Cooking time : 6-8 minues boiled
Quinoa flakes are essentially just pressed quinoa. Each little quinoa seed is rolled flat to make a flake, just like an oat groat is rolled out to make a rolled oat. That means quinoa flakes have all the same great properties of quinoa: gluten-free, high in plant-based protein, and full of good fiber.
How do Quinoa flakes compare to porridge oats?
Rolled oats contain a similar amount of protein in them as quinoa flakes — five grams versus six grams in a 1/2 cup of dry cereal — but the protein in quinoa flakes is more valuable. Quinoa flakes are a complete protein, which means they contain all the essential amino acids the body can’t make on its own. These essential amino acids are used to provide energy, build and repair tissues in your body, and more. This rich form of protein is abundant in animal sources, but hard to come by in plant-based sources (quinoa is one of the few). The protein in oats is incomplete, meaning it contains only some of these essential amino acids.
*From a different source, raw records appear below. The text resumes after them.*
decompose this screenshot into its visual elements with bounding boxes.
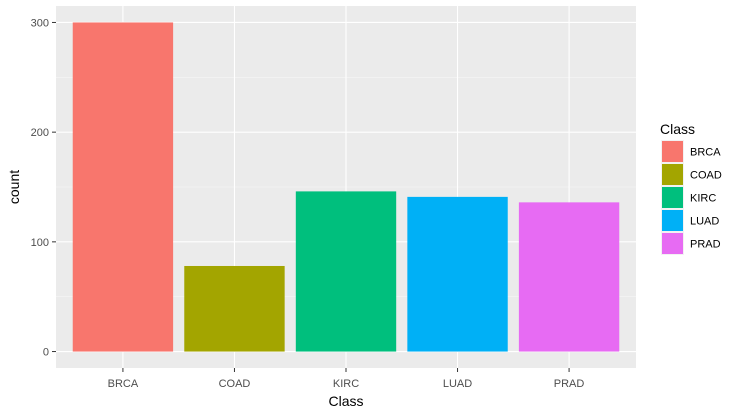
y-axis-title: count xyxy=(6,170,22,204)
x-axis-title: Class xyxy=(328,393,363,409)
legend-swatch-coad xyxy=(662,164,683,185)
legend-label-prad: PRAD xyxy=(690,239,721,251)
y-tick-label: 0 xyxy=(43,347,49,359)
bar-prad xyxy=(518,202,620,352)
x-tick-label: KIRC xyxy=(333,378,359,390)
legend-swatch-luad xyxy=(662,210,683,231)
legend-label-brca: BRCA xyxy=(690,147,721,159)
legend-swatch-kirc xyxy=(662,187,683,208)
x-tick-label: BRCA xyxy=(108,378,139,390)
legend-label-coad: COAD xyxy=(690,170,722,182)
bar-brca xyxy=(72,22,174,352)
x-tick-label: COAD xyxy=(219,378,251,390)
legend-label-luad: LUAD xyxy=(690,216,719,228)
legend-title: Class xyxy=(660,121,695,137)
y-tick-label: 100 xyxy=(31,237,49,249)
y-axis-ticks: 0 100 200 300 xyxy=(31,17,56,359)
x-tick-label: LUAD xyxy=(443,378,472,390)
bar-luad xyxy=(407,196,508,352)
legend-swatch-brca xyxy=(662,141,683,162)
legend-label-kirc: KIRC xyxy=(690,193,716,205)
legend-swatch-prad xyxy=(662,233,683,254)
bar-coad xyxy=(184,265,285,352)
legend: Class BRCA COAD KIRC LUAD PRAD xyxy=(660,121,722,255)
x-tick-label: PRAD xyxy=(554,378,585,390)
x-axis-ticks: BRCA COAD KIRC LUAD PRAD xyxy=(108,368,585,390)
bars xyxy=(72,22,620,352)
bar-kirc xyxy=(295,191,397,352)
y-tick-label: 200 xyxy=(31,127,49,139)
y-tick-label: 300 xyxy=(31,17,49,29)
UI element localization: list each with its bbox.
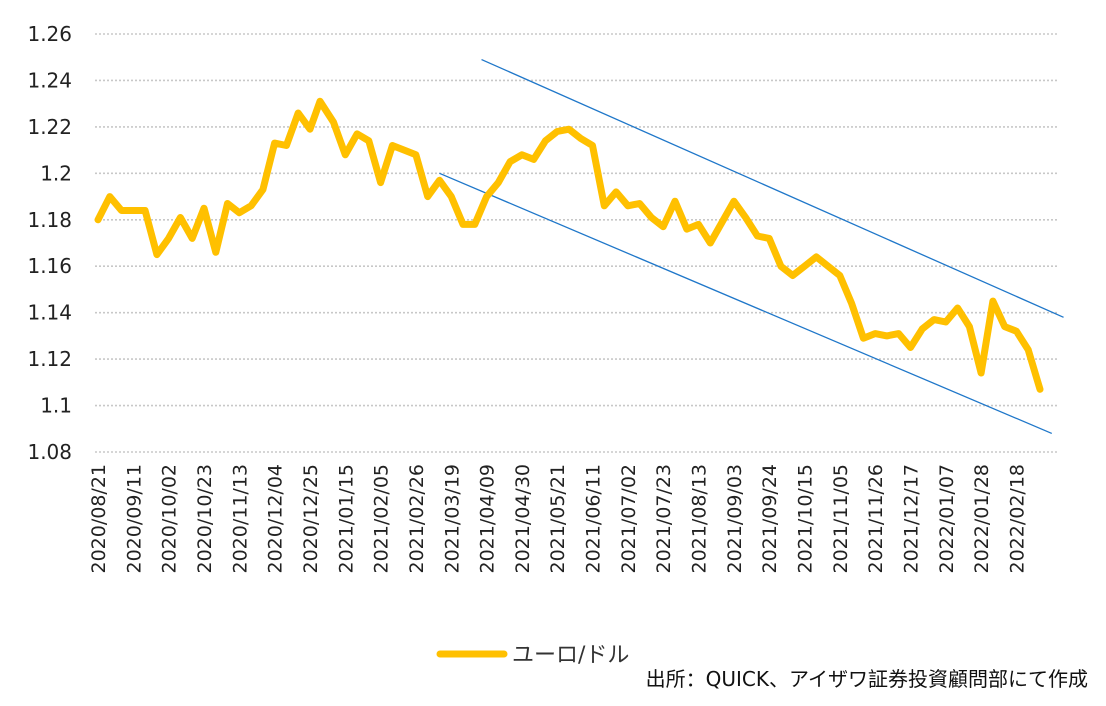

Since quinoa flakes are flat, they mimic the texture of rolled oats. They also are incredibly quick-cooking because they’re so small and thin. For both of these reasons, they can be cooked up into a great breakfast porridge.
Their size also makes them less distinguishable in baked goods than rolled oats, so they can be added to something like brownies for a protein boost without affecting texture. And of course, they can be used as a binder in treats like no-bake cookies. They can even be used in place of panko or breadcrumbs when breading chicken.